1. Take the Washington football team. Dan Snyder, the owner, says that the R-word name (different r-word) has a proud tradition, some Natives don't mind, and that no offense is intended. Well, first of all he's wrong about Native American groups. The survey he cites has flawed methodology. Some of the quotes in support of the racial epithet turned out to be misquotes. And so forth. At any rate, I am offended by this obscenity. I get to decide whether I'm offended. Snyder gets to decide whether he cares, and so far, he doesn't. It will take financial pressure to change things.

2. Take Barilla. When the CEO made homophobic (and later sexist) statements, people were offended. He, or at least the company's PR people, decided that they cared and quickly apologized. Now they are making more inclusive ad campaigns. It's true that when people called out the CEO, lots of voices tried to argue that he wasn't being offensive, he was just expressing his support for one kind of family over another. But again, I was offended, and he doesn't get to decide whether that's fair.

3. Take Chuck Klosterman, ethicist for the New York Times. A blogger and mother of a child with Down Syndrome, who blogs at, called him out for repeated use of the r-word and other pejoratives about intellectual disability. After a few days, Klosterman replied to the author:

I should not have used “retard” pejoratively. It was immature, hurtful, and thoughtless. I have no justification for my actions. I realize the books that contain those sentiments were published over 10 years ago, but that is no excuse; I was an adult when I wrote them and I knew what I was doing. I feel terrible about this and deeply embarrassed. I take full responsibility for my actions and understand why this matters so much to you. I’m truly sorry.

Feel free to re-post this message on your web site. I deserve the criticism I am receiving, and I want other people to know that I realize I was wrong. I would also like to donate $25,000 to whatever charity you feel is most critical in improving the lives of people with cognitive disabilities . . . I have done something bad, so help me do something good.
What's so impressive about this response is that he didn't go to the usual dodge. He didn't say that he meant no offense, that he wasn't talking about people with Down syndrome, or deny that it was offensive. He simply apologized and tried to make appropriate restitution. And just as I wrote about with Barilla, it's now our job to trust, but verify - allow him an out, let him make the apology, but keep an eye on things going forward. I'm really pleased by how this story turned out.

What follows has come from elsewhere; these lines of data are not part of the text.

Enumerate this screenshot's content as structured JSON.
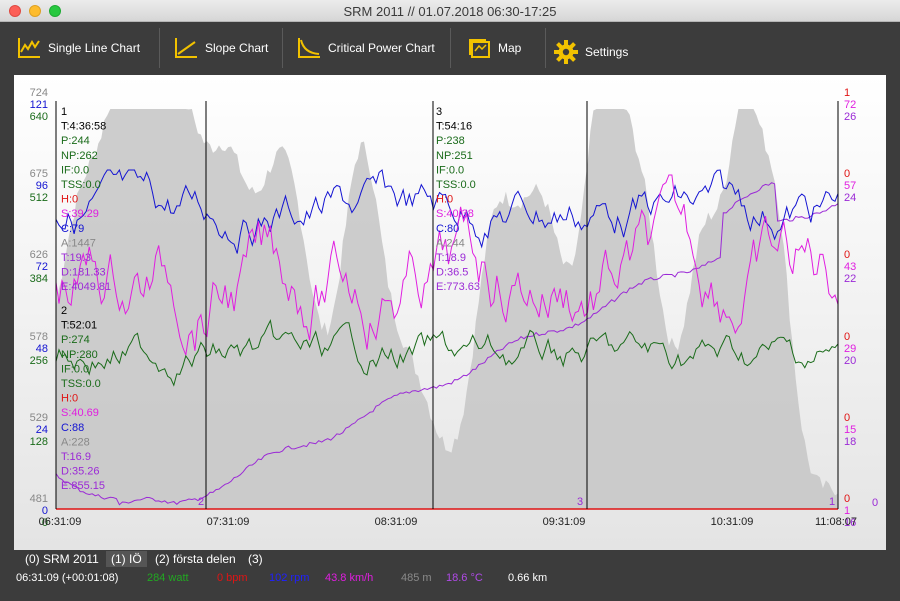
{
  "window": {
    "title": "SRM 2011 // 01.07.2018 06:30-17:25"
  },
  "toolbar": {
    "single_line": "Single Line Chart",
    "slope": "Slope Chart",
    "critical_power": "Critical Power Chart",
    "map": "Map",
    "settings": "Settings"
  },
  "colors": {
    "power": "#1a6b1a",
    "cadence": "#1414d2",
    "speed": "#e01ee0",
    "alt": "#c8c8c8",
    "temp": "#9b2ad6",
    "hr": "#e01414"
  },
  "left_axes": {
    "alt": [
      "724",
      "675",
      "626",
      "578",
      "529",
      "481"
    ],
    "cad": [
      "121",
      "96",
      "72",
      "48",
      "24",
      "0"
    ],
    "pow": [
      "640",
      "512",
      "384",
      "256",
      "128",
      "0"
    ]
  },
  "right_axes": {
    "hr": [
      "1",
      "0",
      "0",
      "0",
      "0",
      "0"
    ],
    "spd": [
      "72",
      "57",
      "43",
      "29",
      "15",
      "1"
    ],
    "tmp": [
      "26",
      "24",
      "22",
      "20",
      "18",
      "16"
    ],
    "extra": "0"
  },
  "x_ticks": [
    "06:31:09",
    "07:31:09",
    "08:31:09",
    "09:31:09",
    "10:31:09",
    "11:08:07"
  ],
  "markers": [
    "2",
    "3",
    "1"
  ],
  "intervals": [
    {
      "name": "1",
      "T": "T:4:36:58",
      "P": "P:244",
      "NP": "NP:262",
      "IF": "IF:0.0",
      "TSS": "TSS:0.0",
      "H": "H:0",
      "S": "S:39.29",
      "C": "C:79",
      "A": "A:1447",
      "T2": "T:19.3",
      "D": "D:181.33",
      "E": "E:4049.81"
    },
    {
      "name": "2",
      "T": "T:52:01",
      "P": "P:274",
      "NP": "NP:280",
      "IF": "IF:0.0",
      "TSS": "TSS:0.0",
      "H": "H:0",
      "S": "S:40.69",
      "C": "C:88",
      "A": "A:228",
      "T2": "T:16.9",
      "D": "D:35.26",
      "E": "E:855.15"
    },
    {
      "name": "3",
      "T": "T:54:16",
      "P": "P:238",
      "NP": "NP:251",
      "IF": "IF:0.0",
      "TSS": "TSS:0.0",
      "H": "H:0",
      "S": "S:40.38",
      "C": "C:80",
      "A": "A:244",
      "T2": "T:18.9",
      "D": "D:36.5",
      "E": "E:773.63"
    }
  ],
  "tabs": [
    "(0) SRM 2011",
    "(1) IÖ",
    "(2) första delen",
    "(3)"
  ],
  "status": {
    "time": "06:31:09 (+00:01:08)",
    "power": "284 watt",
    "hr": "0 bpm",
    "cadence": "102 rpm",
    "speed": "43.8 km/h",
    "alt": "485 m",
    "temp": "18.6 °C",
    "dist": "0.66 km"
  }
}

4. Richard Cohen, columnist for the Washington Post, wrote a racist and offensive column yesterday (it was about how Chris Christie was awesome but was going to have trouble winning the GOP nomination, because he didn't block gay marriage). He tried to pretend it wasn't racist by writing such lines as "Today’s GOP is not racist" and using the phrase "conventional views" instead of retrograde racists, but, again, he doesn't get to decide whether I'm offended, only if he cares. Here's the widely-quoted paragraph.
Today’s GOP is not racist, as Harry Belafonte alleged about the tea party, but it is deeply troubled — about the expansion of government, about immigration, about secularism, about the mainstreaming of what used to be the avant-garde. People with conventional views must repress a gag reflex when considering the mayor-elect of New York — a white man married to a black woman and with two biracial children. (Should I mention that Bill de Blasio’s wife, Chirlane McCray, used to be a lesbian?) This family represents the cultural changes that have enveloped parts — but not all — of America. To cultural conservatives, this doesn’t look like their country at all.
So people with conventional views gag when seeing an interracial couple according to Richard Cohen. Here's his response to the outrage.
"The word racist is truly hurtful," he told The Huffington Post on Tuesday. "It's not who I am. It's not who I ever was. It's just not fair. It's just not right."
 I don't know whether he's a racist. But what he wrote was racist (and homophobic). He doesn't get to decide whether I find it offensive, he just gets to decide if he cares.

Just compare Cohen to Klosterman in their response to discovering people are offended. Klosterman owns it and writes a careful apologetic letter linked to specific action to make restitution. Cohen decides to be offended that we are offended.

Well, Cohen gets to be offended at the widespread offense taken to his column. We just don't have to care.